Le caractère historique des événements que vit le pays depuis février dernier est largement établi et admis par tous les analystes et observateurs. Ce n’est pas une lutte entre le chaos et la stabilité, mais entre le progrès historique et la régression à tous les niveaux.

Il n’est nul besoin de beaucoup de clairvoyance pour comprendre que les dirigeants qui préviennent contre des développements chaotiques de la situation sont en fait autrement plus inquiets pour la préservation d’intérêts étroits et immédiats.

Le bal des transferts des fortunes a déjà commencé et ne fera que s’accélérer dans les prochains mois et semaines. Le spectre du chaos, tel qu’il est agité avec insistance, n’est souvent que la fin de l’accès direct et sans contrôle à la rente.

Pour le peuple, dont la majorité a déjà connu le calvaire des privations et du dénuement, les perspectives sont celles de l’émancipation et la certitude que les efforts et le travail ne seront plus absorbés par un système corrompu et injuste.

A l’opposé des exposés élaborés que formulent les nombreux porte-parole du mouvement populaire, l’exigence de ce dernier est simple et concise, mais radicale : le changement. Celui-ci ne peut être enclenché qu’avec le départ de tous ceux qui ont symbolisé et incarné le système auteur de la déroute nationale.

Des personnalités politiques font preuve d’une certaine candeur quand elles réclament des préalables, comme le respect des libertés fondamentales, l’indépendance de la justice, l’accès aux médias lourds… La résurrection d’un improbable rédacteur en chef institutionnel de la Télévision publique ou la transformation des détenteurs d’un pouvoir autoritaire en protecteurs des droits civiques sont des propositions destinées à anesthésier l’opinion en pleine révolution citoyenne.

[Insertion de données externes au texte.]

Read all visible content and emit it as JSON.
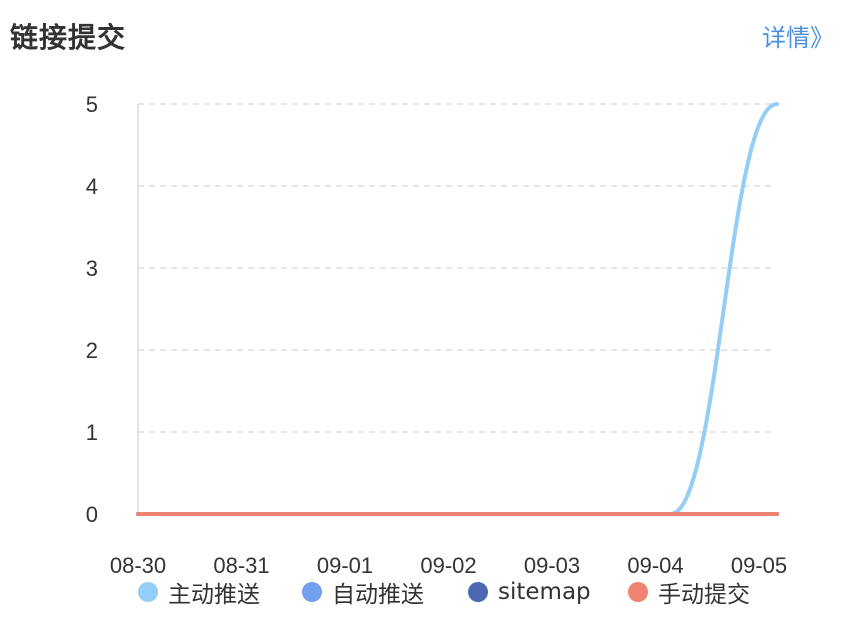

La libération des détenus d’opinion, une exigence qui ne tolère aucun délai, n’annulera pas les dérives d’un ordre inique et condamné par l’histoire. Le régime en place n’a fait que maintenir la crise avec la mise en œuvre de l’article 102 de la Constitution après la démission forcée de l’ex-Président.

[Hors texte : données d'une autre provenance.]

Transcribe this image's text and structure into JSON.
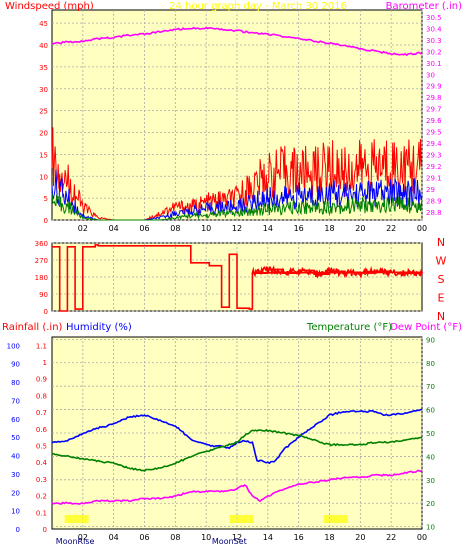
{
  "colors": {
    "background": "#ffffff",
    "plot_bg": "#ffffc0",
    "red": "#ff0000",
    "blue": "#0000ff",
    "green": "#008000",
    "magenta": "#ff00ff",
    "yellow": "#ffff00",
    "ink": "#000000"
  },
  "chart_data": [
    {
      "id": "wind",
      "type": "line",
      "title": "24 hour graph day - March 30 2016",
      "left_label": "Windspeed (mph)",
      "right_label": "Barometer (.in)",
      "x_ticks": [
        "02",
        "04",
        "06",
        "08",
        "10",
        "12",
        "14",
        "16",
        "18",
        "20",
        "22",
        "00"
      ],
      "y_left_ticks": [
        0,
        5,
        10,
        15,
        20,
        25,
        30,
        35,
        40,
        45
      ],
      "ylim_left": [
        0,
        48
      ],
      "y_right_ticks": [
        28.8,
        28.9,
        29.0,
        29.1,
        29.2,
        29.3,
        29.4,
        29.5,
        29.6,
        29.7,
        29.8,
        29.9,
        30.0,
        30.1,
        30.2,
        30.3,
        30.4,
        30.5
      ],
      "ylim_right": [
        28.73,
        30.56
      ],
      "grid": true,
      "series": [
        {
          "role": "wind gust",
          "color": "red",
          "axis": "left",
          "style": "noisy",
          "x": [
            0,
            0.5,
            1,
            1.5,
            2,
            3,
            4,
            5,
            6,
            7,
            8,
            9,
            10,
            11,
            12,
            13,
            14,
            15,
            16,
            17,
            18,
            19,
            20,
            21,
            22,
            23,
            24
          ],
          "y": [
            15,
            12,
            9,
            6,
            3,
            0.5,
            0,
            0,
            0,
            1.5,
            3,
            3,
            4,
            4.5,
            5,
            8,
            10,
            11,
            11,
            11,
            12,
            11,
            12,
            12,
            13,
            12,
            12
          ]
        },
        {
          "role": "wind speed",
          "color": "blue",
          "axis": "left",
          "style": "noisy",
          "x": [
            0,
            0.5,
            1,
            1.5,
            2,
            3,
            4,
            5,
            6,
            7,
            8,
            9,
            10,
            11,
            12,
            13,
            14,
            15,
            16,
            17,
            18,
            19,
            20,
            21,
            22,
            23,
            24
          ],
          "y": [
            8,
            7,
            5,
            3,
            1,
            0,
            0,
            0,
            0,
            0.5,
            1.5,
            2,
            2.5,
            3,
            3,
            4,
            5,
            5,
            5.5,
            5.5,
            6,
            5.5,
            6,
            6,
            6,
            6.5,
            6
          ]
        },
        {
          "role": "average wind",
          "color": "green",
          "axis": "left",
          "style": "noisy",
          "x": [
            0,
            0.5,
            1,
            1.5,
            2,
            3,
            4,
            5,
            6,
            7,
            8,
            9,
            10,
            11,
            12,
            13,
            14,
            15,
            16,
            17,
            18,
            19,
            20,
            21,
            22,
            23,
            24
          ],
          "y": [
            4,
            3.5,
            3,
            2,
            0.5,
            0,
            0,
            0,
            0,
            0,
            0.5,
            1,
            1,
            1.5,
            1.5,
            2,
            2.5,
            2.5,
            3,
            3,
            3,
            3,
            3.5,
            3,
            3.5,
            3.5,
            3
          ]
        },
        {
          "role": "barometer",
          "color": "magenta",
          "axis": "right",
          "style": "smooth",
          "x": [
            0,
            1,
            2,
            3,
            4,
            5,
            6,
            7,
            8,
            9,
            10,
            11,
            12,
            13,
            14,
            15,
            16,
            17,
            18,
            19,
            20,
            21,
            22,
            23,
            24
          ],
          "y": [
            30.27,
            30.28,
            30.29,
            30.31,
            30.32,
            30.34,
            30.35,
            30.37,
            30.39,
            30.4,
            30.4,
            30.39,
            30.38,
            30.36,
            30.35,
            30.33,
            30.31,
            30.29,
            30.27,
            30.25,
            30.22,
            30.2,
            30.18,
            30.17,
            30.19
          ]
        }
      ]
    },
    {
      "id": "direction",
      "type": "line",
      "x_ticks": [],
      "y_left_ticks": [
        0,
        90,
        180,
        270,
        360
      ],
      "ylim_left": [
        0,
        360
      ],
      "right_labels": [
        "N",
        "W",
        "S",
        "E",
        "N"
      ],
      "grid": true,
      "series": [
        {
          "role": "wind direction",
          "color": "red",
          "axis": "left",
          "style": "step",
          "x": [
            0,
            0.5,
            1,
            1.5,
            2,
            2.8,
            3,
            4,
            5,
            6,
            7,
            8,
            9,
            9.8,
            10.2,
            11,
            11.5,
            12,
            12.8,
            13,
            14,
            15,
            16,
            17,
            18,
            19,
            20,
            21,
            22,
            23,
            24
          ],
          "y": [
            340,
            0,
            340,
            10,
            340,
            350,
            345,
            345,
            345,
            345,
            345,
            345,
            255,
            255,
            240,
            20,
            300,
            15,
            10,
            200,
            220,
            200,
            215,
            195,
            210,
            205,
            200,
            210,
            205,
            200,
            205
          ]
        }
      ]
    },
    {
      "id": "temp",
      "type": "line",
      "left_label_1": "Rainfall (.in)",
      "left_label_2": "Humidity (%)",
      "right_label_1": "Temperature (°F)",
      "right_label_2": "Dew Point (°F)",
      "x_ticks": [
        "02",
        "04",
        "06",
        "08",
        "10",
        "12",
        "14",
        "16",
        "18",
        "20",
        "22",
        "00"
      ],
      "y_rain_ticks": [
        0,
        0.1,
        0.2,
        0.3,
        0.4,
        0.5,
        0.6,
        0.7,
        0.8,
        0.9,
        1,
        1.1
      ],
      "ylim_rain": [
        0,
        1.15
      ],
      "y_hum_ticks": [
        0,
        10,
        20,
        30,
        40,
        50,
        60,
        70,
        80,
        90,
        100
      ],
      "ylim_hum": [
        0,
        104.5
      ],
      "y_temp_ticks": [
        10,
        20,
        30,
        40,
        50,
        60,
        70,
        80,
        90
      ],
      "ylim_temp": [
        9,
        91
      ],
      "grid": true,
      "annotations": [
        {
          "text": "MoonRise",
          "x_hour": 1.5
        },
        {
          "text": "MoonSet",
          "x_hour": 11.5
        }
      ],
      "series": [
        {
          "role": "humidity",
          "color": "blue",
          "axis": "hum",
          "style": "smooth",
          "x": [
            0,
            1,
            2,
            3,
            4,
            5,
            6,
            7,
            8,
            9,
            9.5,
            10,
            10.5,
            11,
            11.5,
            12,
            12.5,
            13,
            13.3,
            13.6,
            14,
            14.5,
            15,
            16,
            16.5,
            17,
            17.5,
            18,
            18.5,
            19,
            20,
            21,
            21.5,
            22,
            23,
            24
          ],
          "y": [
            47,
            48,
            52,
            55,
            57,
            61,
            62,
            59,
            56,
            49,
            47,
            46,
            45,
            45,
            44,
            47,
            48,
            47,
            37,
            37,
            36,
            37,
            43,
            50,
            53,
            56,
            59,
            62,
            63,
            64,
            64,
            64,
            62,
            62,
            63,
            65
          ]
        },
        {
          "role": "temperature",
          "color": "green",
          "axis": "temp",
          "style": "smooth",
          "x": [
            0,
            1,
            2,
            3,
            4,
            5,
            6,
            7,
            8,
            9,
            10,
            11,
            12,
            12.5,
            13,
            14,
            15,
            16,
            17,
            18,
            19,
            20,
            21,
            22,
            23,
            24
          ],
          "y": [
            41,
            40,
            39,
            38,
            37,
            35,
            34,
            35,
            37,
            40,
            42,
            44,
            46,
            49,
            51,
            51,
            50,
            49,
            47,
            45,
            45,
            45,
            46,
            46,
            47,
            48
          ]
        },
        {
          "role": "dew point",
          "color": "magenta",
          "axis": "temp",
          "style": "smooth",
          "x": [
            0,
            1,
            2,
            3,
            4,
            5,
            6,
            7,
            8,
            9,
            10,
            11,
            12,
            12.5,
            13,
            13.5,
            14,
            15,
            16,
            17,
            18,
            19,
            20,
            21,
            22,
            23,
            24
          ],
          "y": [
            20,
            20,
            20,
            21,
            21,
            21,
            22,
            22,
            23,
            25,
            25,
            25,
            26,
            28,
            23,
            21,
            23,
            26,
            28,
            29,
            30,
            31,
            31,
            32,
            32,
            33,
            34
          ]
        }
      ]
    }
  ]
}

De nouvelles initiatives unilatérales, prises à rebours du soulèvement en cours, vont pareillement compliquer la situation et compromettre les chances d’une consolidation du destin national. La nécessité absolue aujourd’hui n’est pas de concevoir de nouveaux plans dans les arcanes clairsemés du pouvoir, mais d’entendre le cri «authentique» d’un peuple en phase de reconquête de sa souveraineté.